Negation has never been found in otherwise complex animal communication systems43,44, nor is there much evidence that any part of animal communication systems contains “functional” elements like negation, conjunction, or tense. This does not mean that non-human animals cannot perform such abstract operations. Some studies have shown an ability of animals for negative-like reasoning (e.g.,22,23). Yet, as outlined in the introduction these results fall short of demonstrating that non-human animals can represent set complementation. In particular, they fail to show that (1) non-human animals represent ‘not-A’ as all the possible elements that are not A, instead of associating ‘not-A’ with a single concept, B, and that (2) non-human animals hold a logical relation between a concept and its complement. While Experiment 1 has the same shortcomings (see discussion of Experiment 1), in Experiment 2, baboons learned to associate the negative morpheme with a function and apply that function to a previously learned representation. Is that function really set complementation? We showed that baboons could learn that ‘not-A’ applies to B and C, thus moving beyond studies using pairs of contrary concepts. While our current experiment was not designed to this end, further study could be designed to test how baboons generalize to never before seen stimuli in this task. An alternative possibility to set complementation is that the negative morpheme could just mean “different from” rather than “not”, but importantly this would still be a negative function in the broad sense (or proto-negation19). Yet critically, we showed that baboons learned the logical connection between the ‘negative’ morpheme and its attached cue. This suggests that they can learn a logical operation that bears some of the properties of negation.

### Compositionality

Finally, our main result concerns compositionality. Negation is a very clear signal of compositionality because it completely reverses the meaning of the elements it applies too. In that sense, semantic compositionality has never been found previously in animal communicative systems nor has it been evidenced in enculturated great apes9,15,16,17. In Experiment 2, baboons learned to associate atomic cues with objects that are the same as the cues, and to associate complex cues (composed of the same atomic cue and an additional visual element) with the complement object set. Baboons were faster to learn a generalization of these associations than when they were asked to learn a reversed association.

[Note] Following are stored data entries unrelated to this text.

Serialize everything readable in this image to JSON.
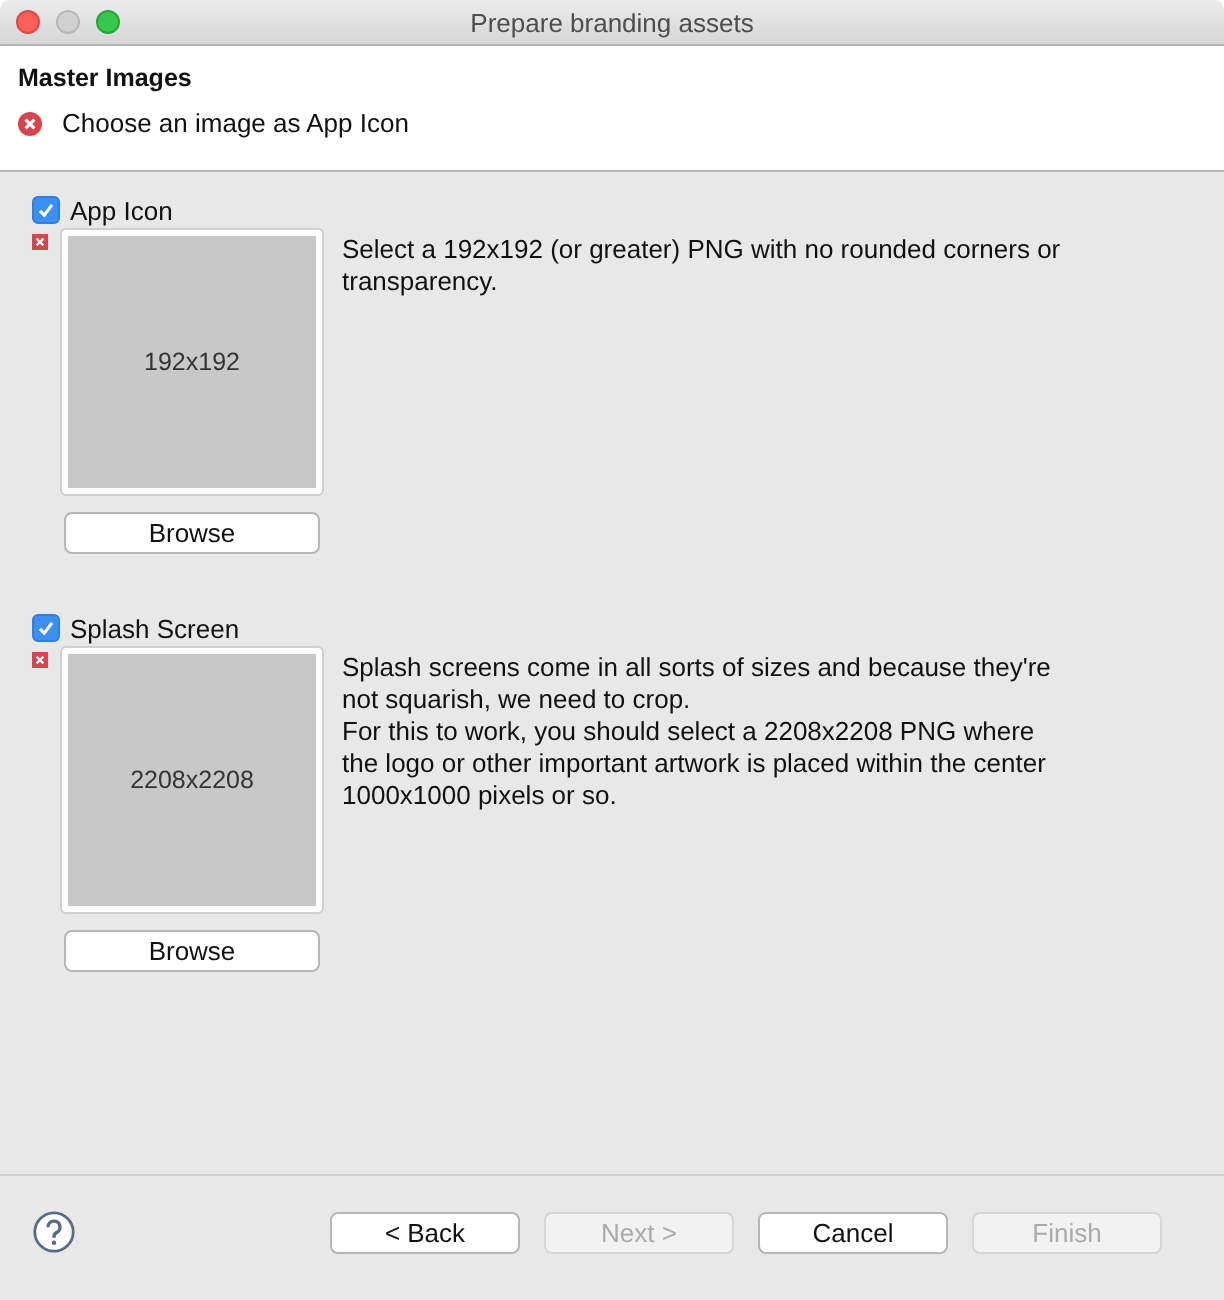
{
  "window": {
    "title": "Prepare branding assets"
  },
  "header": {
    "title": "Master Images",
    "error": "Choose an image as App Icon"
  },
  "sections": [
    {
      "label": "App Icon",
      "checked": true,
      "error": true,
      "image_label": "192x192",
      "browse": "Browse",
      "description": [
        "Select a 192x192 (or greater) PNG with no rounded corners or transparency."
      ]
    },
    {
      "label": "Splash Screen",
      "checked": true,
      "error": true,
      "image_label": "2208x2208",
      "browse": "Browse",
      "description": [
        "Splash screens come in all sorts of sizes and because they're not squarish, we need to crop.",
        "For this to work, you should select a 2208x2208 PNG where the logo or other important artwork is placed within the center 1000x1000 pixels or so."
      ]
    }
  ],
  "buttons": [
    {
      "label": "< Back",
      "disabled": false
    },
    {
      "label": "Next >",
      "disabled": true
    },
    {
      "label": "Cancel",
      "disabled": false
    },
    {
      "label": "Finish",
      "disabled": true
    }
  ]
}
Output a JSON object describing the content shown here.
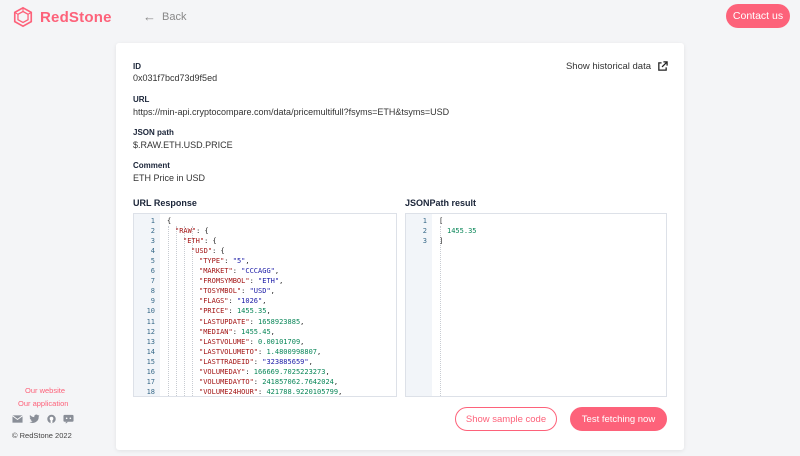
{
  "header": {
    "brand": "RedStone",
    "back_label": "Back",
    "contact_label": "Contact us"
  },
  "sidebar": {
    "links": [
      "Our website",
      "Our application"
    ],
    "social_icons": [
      "mail-icon",
      "twitter-icon",
      "github-icon",
      "discord-icon"
    ],
    "copyright": "© RedStone 2022"
  },
  "details": {
    "id_label": "ID",
    "id_value": "0x031f7bcd73d9f5ed",
    "url_label": "URL",
    "url_value": "https://min-api.cryptocompare.com/data/pricemultifull?fsyms=ETH&tsyms=USD",
    "jsonpath_label": "JSON path",
    "jsonpath_value": "$.RAW.ETH.USD.PRICE",
    "comment_label": "Comment",
    "comment_value": "ETH Price in USD",
    "historical_label": "Show historical data"
  },
  "url_response": {
    "title": "URL Response",
    "lines": [
      {
        "num": "1",
        "depth": 0,
        "key": "",
        "value": "{",
        "type": "p",
        "comma": ""
      },
      {
        "num": "2",
        "depth": 1,
        "key": "\"RAW\"",
        "value": "{",
        "type": "p",
        "comma": ""
      },
      {
        "num": "3",
        "depth": 2,
        "key": "\"ETH\"",
        "value": "{",
        "type": "p",
        "comma": ""
      },
      {
        "num": "4",
        "depth": 3,
        "key": "\"USD\"",
        "value": "{",
        "type": "p",
        "comma": ""
      },
      {
        "num": "5",
        "depth": 4,
        "key": "\"TYPE\"",
        "value": "\"5\"",
        "type": "s",
        "comma": ","
      },
      {
        "num": "6",
        "depth": 4,
        "key": "\"MARKET\"",
        "value": "\"CCCAGG\"",
        "type": "s",
        "comma": ","
      },
      {
        "num": "7",
        "depth": 4,
        "key": "\"FROMSYMBOL\"",
        "value": "\"ETH\"",
        "type": "s",
        "comma": ","
      },
      {
        "num": "8",
        "depth": 4,
        "key": "\"TOSYMBOL\"",
        "value": "\"USD\"",
        "type": "s",
        "comma": ","
      },
      {
        "num": "9",
        "depth": 4,
        "key": "\"FLAGS\"",
        "value": "\"1026\"",
        "type": "s",
        "comma": ","
      },
      {
        "num": "10",
        "depth": 4,
        "key": "\"PRICE\"",
        "value": "1455.35",
        "type": "n",
        "comma": ","
      },
      {
        "num": "11",
        "depth": 4,
        "key": "\"LASTUPDATE\"",
        "value": "1658923885",
        "type": "n",
        "comma": ","
      },
      {
        "num": "12",
        "depth": 4,
        "key": "\"MEDIAN\"",
        "value": "1455.45",
        "type": "n",
        "comma": ","
      },
      {
        "num": "13",
        "depth": 4,
        "key": "\"LASTVOLUME\"",
        "value": "0.00101709",
        "type": "n",
        "comma": ","
      },
      {
        "num": "14",
        "depth": 4,
        "key": "\"LASTVOLUMETO\"",
        "value": "1.4800998807",
        "type": "n",
        "comma": ","
      },
      {
        "num": "15",
        "depth": 4,
        "key": "\"LASTTRADEID\"",
        "value": "\"323885659\"",
        "type": "s",
        "comma": ","
      },
      {
        "num": "16",
        "depth": 4,
        "key": "\"VOLUMEDAY\"",
        "value": "166669.7025223273",
        "type": "n",
        "comma": ","
      },
      {
        "num": "17",
        "depth": 4,
        "key": "\"VOLUMEDAYTO\"",
        "value": "241857062.7642024",
        "type": "n",
        "comma": ","
      },
      {
        "num": "18",
        "depth": 4,
        "key": "\"VOLUME24HOUR\"",
        "value": "421788.9220105799",
        "type": "n",
        "comma": ","
      }
    ]
  },
  "jsonpath_result": {
    "title": "JSONPath result",
    "lines": [
      {
        "num": "1",
        "depth": 0,
        "key": "",
        "value": "[",
        "type": "p",
        "comma": ""
      },
      {
        "num": "2",
        "depth": 1,
        "key": "",
        "value": "1455.35",
        "type": "n",
        "comma": ""
      },
      {
        "num": "3",
        "depth": 0,
        "key": "",
        "value": "]",
        "type": "p",
        "comma": ""
      }
    ]
  },
  "actions": {
    "sample_code_label": "Show sample code",
    "test_fetch_label": "Test fetching now"
  },
  "colors": {
    "accent": "#fd627a",
    "key": "#a31515",
    "string": "#1a1aa6",
    "number": "#098658"
  }
}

This suggests that they learned the meaning of atomic cues and learned how meaning is systematically modified by the negation morpheme rather than holistically learning each complex cue as a single meaningful unit. In the future, one could try to show that baboons immediately and spontaneously understand new complex cues in a compositional manner, although one-shot learning of this type is hard to measure, as it may be masked by noisy experimental responses and independent biases (such as the strong iconicity bias present here) (see also45 for additional evidence that stronger effects can be observed during learning than during generalization in matching-to-sample tasks in baboons). What our results do suggest is that the ability to combine abstract representations is not unique to humans.

### Conclusion

The ability to combine abstract representations underpins many of our psychological competences: the acquisition and understanding of natural language, logical inferences, concept learning, reasoning, propositional attitudes, and so on. Evidence that animals could acquire this ability suggests that they could possess some of these competences, even if they may not realize any of them in their communication systems. Through the test case of negation, we investigated the phylogenetic origin of this compositional ability. We showed that baboons are able to learn an operation that can be compositionally applied to previously learned representations. Baboons thus are equipped with a rudimentary ability for skills which are often considered the hallmark of human logic and language: the manipulation of abstract representations and the ability to do so in a compositional manner.